Al Hess's writing is also excellent, showing the strength of his craft. For a highly emotional story, it's certainly remarkable how Hess is able to transmit it fully to the reader, even if the setting is so different from what you can be experiencing. Taking such a difficult theme, evolving it into a compelling story, and transmitting such an important message is not an easy task, but Al has certainly fulfilled it amazingly.
While I'm not a fan in general of romance elements in novels, I have to admit that I liked how it was integrated subtly into the story, feeling really natural (at this point, I'm almost thinking that my problem is not with romance). Probably it also helped the pacing, as it was perfect to slow down the story when it became too fast or too complex.
World Running Down is an excellent novel, and a perfect traditional debut for Al Hess.
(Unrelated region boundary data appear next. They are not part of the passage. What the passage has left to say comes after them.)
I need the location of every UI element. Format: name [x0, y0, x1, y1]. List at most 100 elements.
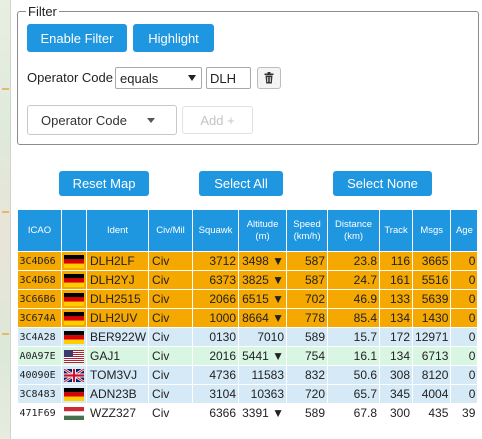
- highlight-button[interactable]: Highlight: [133, 24, 214, 52]
- cell-msgs: 12971: [412, 327, 452, 347]
- cell-msgs: 8120: [412, 365, 452, 385]
- select-none-button[interactable]: Select None: [333, 171, 432, 196]
- cell-age: 0: [450, 346, 479, 366]
- header-icao[interactable]: ICAO: [17, 209, 62, 252]
- cell-msgs: 5516: [412, 270, 452, 290]
- cell-distance: 85.4: [327, 308, 381, 328]
- cell-speed: 702: [286, 289, 329, 309]
- cell-civmil: Civ: [148, 403, 194, 423]
- caret-down-icon: [147, 118, 155, 123]
- germany-flag-icon: [64, 273, 84, 287]
- header-altitude[interactable]: Altitude (m): [238, 209, 288, 252]
- cell-ident: ADN23B: [86, 384, 150, 404]
- cell-squawk: 3712: [192, 251, 240, 271]
- table-row[interactable]: 3C674A DLH2UV Civ 1000 8664 ▼ 778 85.4 134 1430 0: [17, 308, 479, 328]
- cell-altitude: 3391 ▼: [238, 403, 288, 423]
- cell-distance: 50.6: [327, 365, 381, 385]
- enable-filter-button[interactable]: Enable Filter: [27, 24, 127, 52]
- cell-altitude: 5441 ▼: [238, 346, 288, 366]
- cell-flag: [61, 403, 87, 423]
- header-age[interactable]: Age: [450, 209, 479, 252]
- cell-civmil: Civ: [148, 308, 194, 328]
- cell-ident: BER922W: [86, 327, 150, 347]
- header-track[interactable]: Track: [379, 209, 414, 252]
- map-edge[interactable]: [0, 0, 11, 439]
- cell-civmil: Civ: [148, 365, 194, 385]
- cell-speed: 754: [286, 346, 329, 366]
- cell-flag: [61, 308, 87, 328]
- cell-ident: GAJ1: [86, 346, 150, 366]
- cell-civmil: Civ: [148, 384, 194, 404]
- cell-altitude: 8664 ▼: [238, 308, 288, 328]
- filter-field-dropdown[interactable]: Operator Code: [27, 105, 177, 135]
- cell-icao: 40090E: [17, 365, 62, 385]
- cell-squawk: 2066: [192, 289, 240, 309]
- cell-icao: 471F69: [17, 403, 62, 423]
- cell-icao: 3C4D66: [17, 251, 62, 271]
- cell-msgs: 1430: [412, 308, 452, 328]
- cell-track: 308: [379, 365, 414, 385]
- cell-speed: 720: [286, 384, 329, 404]
- header-distance[interactable]: Distance (km): [327, 209, 381, 252]
- cell-distance: 24.7: [327, 270, 381, 290]
- cell-track: 116: [379, 251, 414, 271]
- header-msgs[interactable]: Msgs: [412, 209, 452, 252]
- operator-code-label: Operator Code: [27, 70, 113, 85]
- germany-flag-icon: [64, 330, 84, 344]
- table-row[interactable]: 3C4A28 BER922W Civ 0130 7010 589 15.7 172 12971 0: [17, 327, 479, 347]
- cell-altitude: 7010: [238, 327, 288, 347]
- header-squawk[interactable]: Squawk: [192, 209, 240, 252]
- header-flag[interactable]: [61, 209, 87, 252]
- cell-flag: [61, 251, 87, 271]
- table-row[interactable]: 471F69 WZZ327 Civ 6366 3391 ▼ 589 67.8 300 435 39: [17, 403, 479, 423]
- table-row[interactable]: 40090E TOM3VJ Civ 4736 11583 832 50.6 308 8120 0: [17, 365, 479, 385]
- cell-altitude: 10363: [238, 384, 288, 404]
- uk-flag-icon: [64, 368, 84, 382]
- reset-map-button[interactable]: Reset Map: [59, 171, 149, 196]
- cell-squawk: 6366: [192, 403, 240, 423]
- cell-age: 0: [450, 251, 479, 271]
- cell-icao: 3C4A28: [17, 327, 62, 347]
- cell-altitude: 6515 ▼: [238, 289, 288, 309]
- table-row[interactable]: 3C4D66 DLH2LF Civ 3712 3498 ▼ 587 23.8 116 3665 0: [17, 251, 479, 271]
- cell-civmil: Civ: [148, 327, 194, 347]
- add-filter-button[interactable]: Add +: [182, 106, 253, 134]
- cell-flag: [61, 270, 87, 290]
- header-civmil[interactable]: Civ/Mil: [148, 209, 194, 252]
- header-speed[interactable]: Speed (km/h): [286, 209, 329, 252]
- hungary-flag-icon: [64, 406, 84, 420]
- table-row[interactable]: 3C66B6 DLH2515 Civ 2066 6515 ▼ 702 46.9 133 5639…: [17, 289, 479, 309]
- select-all-button[interactable]: Select All: [199, 171, 283, 196]
- cell-distance: 15.7: [327, 327, 381, 347]
- cell-msgs: 5639: [412, 289, 452, 309]
- cell-ident: DLH2YJ: [86, 270, 150, 290]
- cell-track: 133: [379, 289, 414, 309]
- cell-civmil: Civ: [148, 270, 194, 290]
- cell-icao: 3C674A: [17, 308, 62, 328]
- table-header-row: ICAO Ident Civ/Mil Squawk Altitude (m) Sp…: [17, 209, 479, 252]
- cell-track: 134: [379, 308, 414, 328]
- germany-flag-icon: [64, 254, 84, 268]
- cell-squawk: 0130: [192, 327, 240, 347]
- select-arrow-icon: [188, 75, 196, 81]
- header-ident[interactable]: Ident: [85, 209, 150, 252]
- cell-track: 172: [379, 327, 414, 347]
- cell-icao: 3C66B6: [17, 289, 62, 309]
- remove-filter-button[interactable]: [257, 67, 281, 89]
- table-row[interactable]: A0A97E GAJ1 Civ 2016 5441 ▼ 754 16.1 134 6713 0: [17, 346, 479, 366]
- cell-squawk: 4736: [192, 365, 240, 385]
- cell-distance: 46.9: [327, 289, 381, 309]
- table-row[interactable]: 3C4D68 DLH2YJ Civ 6373 3825 ▼ 587 24.7 161 5516 0: [17, 270, 479, 290]
- condition-select[interactable]: equals: [115, 67, 202, 89]
- cell-age: 0: [450, 308, 479, 328]
- cell-ident: DLH2LF: [86, 251, 150, 271]
- cell-age: 0: [450, 384, 479, 404]
- cell-ident: DLH2515: [86, 289, 150, 309]
- table-row[interactable]: 3C8483 ADN23B Civ 3104 10363 720 65.7 345 4004 0: [17, 384, 479, 404]
- cell-flag: [61, 289, 87, 309]
- cell-speed: 587: [286, 270, 329, 290]
- cell-msgs: 4004: [412, 384, 452, 404]
- operator-code-input[interactable]: DLH: [206, 67, 251, 89]
- cell-age: 0: [450, 270, 479, 290]
- cell-distance: 16.1: [327, 346, 381, 366]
I strongly recommend it to anybody who likes sci-fi with a dystopian element in it; and probably, if you liked Blade Runner 2049, I think you should like this novel, as the vibes are really similar. Personally, I became a fan of Al Hess with this novel, and can't wait what more he can do!
Al Hess is author of World Running Down and the self-published Hep Cats of Boise series. Semi-finalist in the SPSFC with Mazarin Blues.
When not hunched before a computer screen, Al can be found at his art desk. He does portraits in both pencil and oil paint, and loves drawing fellow authors' characters nearly as much as his own. He writes cozy and uplifting stories with queer, trans, and neurodiverse representation.